Now, imagine a game that combines the pattern-matching of Uno, the strategy of chess, and the mechanics of Upwords, and adds a scoring element to boot. It might sound complicated, but I promise, it’s as simple as checkers.
Tak•tak is a two-player strategy scoring game designed by the folks at Twizmo Games, and it’s another puzzle game brought to life thanks to a successful crowdfunding campaign. Although Twizmo Games is best known for twisty puzzles (or Rubik’s Cube-style puzzles), they’ve taken a strong step into the traditional board game market with Tak•tak.
Each player starts with 12 tiles, each tile bearing a different score (10, 20, 30, or 40) and a different color (green, blue, or yellow). The two rows nearest the player form that player’s safe zone. The three rows in the middle are the war zone.
Your goal is to get as many points as possible into your opponent’s safe zone by stacking your tiles, crossing the war zone, and either capturing or maneuvering around your opponent’s tiles. You can only move forward (either straight or diagonally), so this is a game about tactics and initiative.
You build your stacks by matching either point values or colors. For instance, you can stack a yellow 20 and a yellow 40, or a yellow 30 and a green 30, and either of those new stacks would represent 60 points. This enables you to move more tiles around the board quickly. (But careful: once you’ve stacked tiles, they stay stacked for the rest of the game.)
But those matching rules also apply to your opponent’s tiles! When you and your opponent cross paths in the war zone, you can stack your tiles onto theirs and steal those points for yourself. (The stacks you make from your own tiles can only go three tiles high, but stacks made from your tiles AND your opponent’s tiles can go as high as you want! Heck, a stack might change owners several times and tower over the game board!)
The game ends when one player has no more available moves. (There are other ways to end the game if you choose to use the advanced game play rules, but we’ll stick with the basic rules for now.) And then it’s time to count your tiles.
You earn points for all of the tiles you’ve moved into your opponent’s safe zone (including any of your opponent’s tiles that are in stacks you control), plus points for any tiles your opponent never moved into the war zone. (Meaning they were never “in play.”) Highest score wins!
Tak•tak builds a lot of versatility and play possibilities into a game with checkers-simple mechanics, and the more you play, the more fun it is to delve deeper into tactics and strategy.
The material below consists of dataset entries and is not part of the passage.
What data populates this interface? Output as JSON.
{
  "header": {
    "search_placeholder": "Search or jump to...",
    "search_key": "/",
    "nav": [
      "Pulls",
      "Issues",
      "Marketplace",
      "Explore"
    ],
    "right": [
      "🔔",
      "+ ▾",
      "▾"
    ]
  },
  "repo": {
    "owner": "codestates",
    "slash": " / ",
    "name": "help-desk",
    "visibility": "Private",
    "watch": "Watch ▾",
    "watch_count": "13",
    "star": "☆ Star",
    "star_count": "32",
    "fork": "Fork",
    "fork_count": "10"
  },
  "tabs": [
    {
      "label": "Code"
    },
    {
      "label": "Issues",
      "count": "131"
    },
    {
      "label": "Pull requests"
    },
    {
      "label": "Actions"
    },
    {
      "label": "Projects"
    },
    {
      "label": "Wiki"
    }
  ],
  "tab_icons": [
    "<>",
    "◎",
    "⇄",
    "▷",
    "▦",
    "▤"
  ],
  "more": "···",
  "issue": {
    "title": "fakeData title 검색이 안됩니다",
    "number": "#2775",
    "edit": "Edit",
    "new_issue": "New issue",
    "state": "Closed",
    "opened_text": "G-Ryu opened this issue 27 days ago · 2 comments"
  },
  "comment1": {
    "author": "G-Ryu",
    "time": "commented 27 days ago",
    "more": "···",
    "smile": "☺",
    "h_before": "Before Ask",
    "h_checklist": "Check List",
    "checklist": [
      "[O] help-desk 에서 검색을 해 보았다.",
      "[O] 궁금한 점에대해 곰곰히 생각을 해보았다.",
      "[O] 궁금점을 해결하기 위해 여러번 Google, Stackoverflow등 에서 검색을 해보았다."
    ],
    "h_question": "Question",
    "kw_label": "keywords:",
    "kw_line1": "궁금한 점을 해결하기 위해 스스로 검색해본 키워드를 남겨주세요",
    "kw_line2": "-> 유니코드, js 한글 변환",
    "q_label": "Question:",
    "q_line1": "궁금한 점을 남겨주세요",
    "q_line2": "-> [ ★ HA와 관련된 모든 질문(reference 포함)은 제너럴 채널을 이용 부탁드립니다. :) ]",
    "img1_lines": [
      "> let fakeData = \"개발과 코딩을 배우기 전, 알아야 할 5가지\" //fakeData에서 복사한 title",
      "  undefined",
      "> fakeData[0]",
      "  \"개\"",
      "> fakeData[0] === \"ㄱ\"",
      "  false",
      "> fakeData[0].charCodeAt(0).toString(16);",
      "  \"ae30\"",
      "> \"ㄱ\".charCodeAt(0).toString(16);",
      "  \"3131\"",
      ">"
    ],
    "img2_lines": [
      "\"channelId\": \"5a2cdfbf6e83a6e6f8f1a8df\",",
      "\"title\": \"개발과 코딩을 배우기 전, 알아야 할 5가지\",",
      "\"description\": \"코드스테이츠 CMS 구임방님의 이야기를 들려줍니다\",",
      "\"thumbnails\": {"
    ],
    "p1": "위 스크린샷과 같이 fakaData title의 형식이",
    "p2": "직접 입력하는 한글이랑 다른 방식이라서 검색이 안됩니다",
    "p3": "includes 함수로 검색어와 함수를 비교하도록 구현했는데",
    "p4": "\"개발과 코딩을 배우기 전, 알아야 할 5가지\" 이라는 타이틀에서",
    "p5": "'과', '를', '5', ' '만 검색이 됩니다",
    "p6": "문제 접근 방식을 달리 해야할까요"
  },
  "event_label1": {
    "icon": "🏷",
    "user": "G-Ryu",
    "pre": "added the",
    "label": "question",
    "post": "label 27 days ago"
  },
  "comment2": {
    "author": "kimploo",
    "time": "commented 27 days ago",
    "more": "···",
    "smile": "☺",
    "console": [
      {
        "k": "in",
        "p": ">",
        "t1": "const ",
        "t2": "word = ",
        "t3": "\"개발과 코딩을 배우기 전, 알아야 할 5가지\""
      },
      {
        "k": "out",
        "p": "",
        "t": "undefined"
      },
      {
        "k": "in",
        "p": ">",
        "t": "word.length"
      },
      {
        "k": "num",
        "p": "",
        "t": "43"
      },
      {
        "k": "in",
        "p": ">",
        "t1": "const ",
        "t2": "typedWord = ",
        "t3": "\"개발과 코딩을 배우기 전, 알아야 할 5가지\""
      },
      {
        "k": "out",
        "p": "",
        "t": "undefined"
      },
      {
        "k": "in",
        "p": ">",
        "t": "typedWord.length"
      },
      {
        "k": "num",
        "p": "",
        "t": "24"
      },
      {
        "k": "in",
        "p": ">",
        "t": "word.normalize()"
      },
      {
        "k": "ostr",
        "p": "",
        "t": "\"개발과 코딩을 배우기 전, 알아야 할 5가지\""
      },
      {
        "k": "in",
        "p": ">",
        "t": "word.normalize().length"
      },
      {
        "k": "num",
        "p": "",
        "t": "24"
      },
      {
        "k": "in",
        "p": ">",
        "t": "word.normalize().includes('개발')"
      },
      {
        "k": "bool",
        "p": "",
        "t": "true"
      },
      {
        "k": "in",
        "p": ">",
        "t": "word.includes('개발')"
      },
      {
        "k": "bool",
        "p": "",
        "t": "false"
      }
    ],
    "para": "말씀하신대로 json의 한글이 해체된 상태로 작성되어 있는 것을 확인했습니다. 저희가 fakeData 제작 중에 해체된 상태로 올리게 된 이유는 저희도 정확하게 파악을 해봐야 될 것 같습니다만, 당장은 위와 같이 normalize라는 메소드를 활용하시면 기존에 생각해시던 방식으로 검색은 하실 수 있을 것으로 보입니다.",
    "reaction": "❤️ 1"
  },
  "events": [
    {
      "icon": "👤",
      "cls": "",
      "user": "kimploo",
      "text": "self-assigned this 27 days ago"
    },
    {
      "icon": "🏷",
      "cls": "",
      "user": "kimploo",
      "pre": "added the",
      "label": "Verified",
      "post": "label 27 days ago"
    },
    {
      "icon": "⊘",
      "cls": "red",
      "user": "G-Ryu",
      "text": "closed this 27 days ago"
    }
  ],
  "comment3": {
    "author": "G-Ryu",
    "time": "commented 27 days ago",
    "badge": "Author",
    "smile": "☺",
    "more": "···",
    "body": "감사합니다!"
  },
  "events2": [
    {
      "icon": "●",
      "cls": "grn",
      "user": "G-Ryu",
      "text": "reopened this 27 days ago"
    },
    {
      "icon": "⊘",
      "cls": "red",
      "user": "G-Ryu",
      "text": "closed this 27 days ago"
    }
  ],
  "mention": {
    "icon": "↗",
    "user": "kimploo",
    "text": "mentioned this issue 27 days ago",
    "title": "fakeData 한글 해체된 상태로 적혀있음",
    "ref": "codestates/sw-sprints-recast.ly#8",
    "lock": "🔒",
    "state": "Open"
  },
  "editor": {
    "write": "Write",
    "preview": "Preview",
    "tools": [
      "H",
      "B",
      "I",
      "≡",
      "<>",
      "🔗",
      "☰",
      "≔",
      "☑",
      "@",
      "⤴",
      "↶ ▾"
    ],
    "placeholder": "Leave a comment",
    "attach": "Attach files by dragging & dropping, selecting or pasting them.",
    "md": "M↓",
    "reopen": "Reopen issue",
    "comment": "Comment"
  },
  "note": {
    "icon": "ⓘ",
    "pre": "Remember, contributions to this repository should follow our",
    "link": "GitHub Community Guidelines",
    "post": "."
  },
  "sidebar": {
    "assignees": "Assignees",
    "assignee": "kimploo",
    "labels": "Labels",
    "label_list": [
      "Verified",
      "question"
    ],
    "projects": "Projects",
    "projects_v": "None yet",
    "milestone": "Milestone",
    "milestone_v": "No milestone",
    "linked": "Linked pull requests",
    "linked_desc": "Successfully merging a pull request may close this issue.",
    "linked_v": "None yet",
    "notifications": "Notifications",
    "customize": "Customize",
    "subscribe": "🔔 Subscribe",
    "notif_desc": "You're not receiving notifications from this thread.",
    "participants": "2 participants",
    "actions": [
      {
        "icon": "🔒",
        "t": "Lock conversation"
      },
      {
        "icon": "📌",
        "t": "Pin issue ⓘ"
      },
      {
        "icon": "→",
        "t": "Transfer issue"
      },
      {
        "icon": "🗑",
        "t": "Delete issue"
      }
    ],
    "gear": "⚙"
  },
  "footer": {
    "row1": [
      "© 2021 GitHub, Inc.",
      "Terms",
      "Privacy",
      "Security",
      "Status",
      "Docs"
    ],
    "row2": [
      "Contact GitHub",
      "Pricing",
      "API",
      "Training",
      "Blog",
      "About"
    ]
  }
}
It was worth losing 50 points for keeping a few tiles in my safe zone when they prevented a stack of my opponent’s tiles from scoring.
The clever mix of classic game-play elements not only makes Tak•tak so easy to dive into, but also ensures new players can more time actively playing and less time worrying about learning the rules (a common downfall for more complicated strategy games).
The designers claim the game is appropriate for ages 8 through 108, and I think they’re right on the money.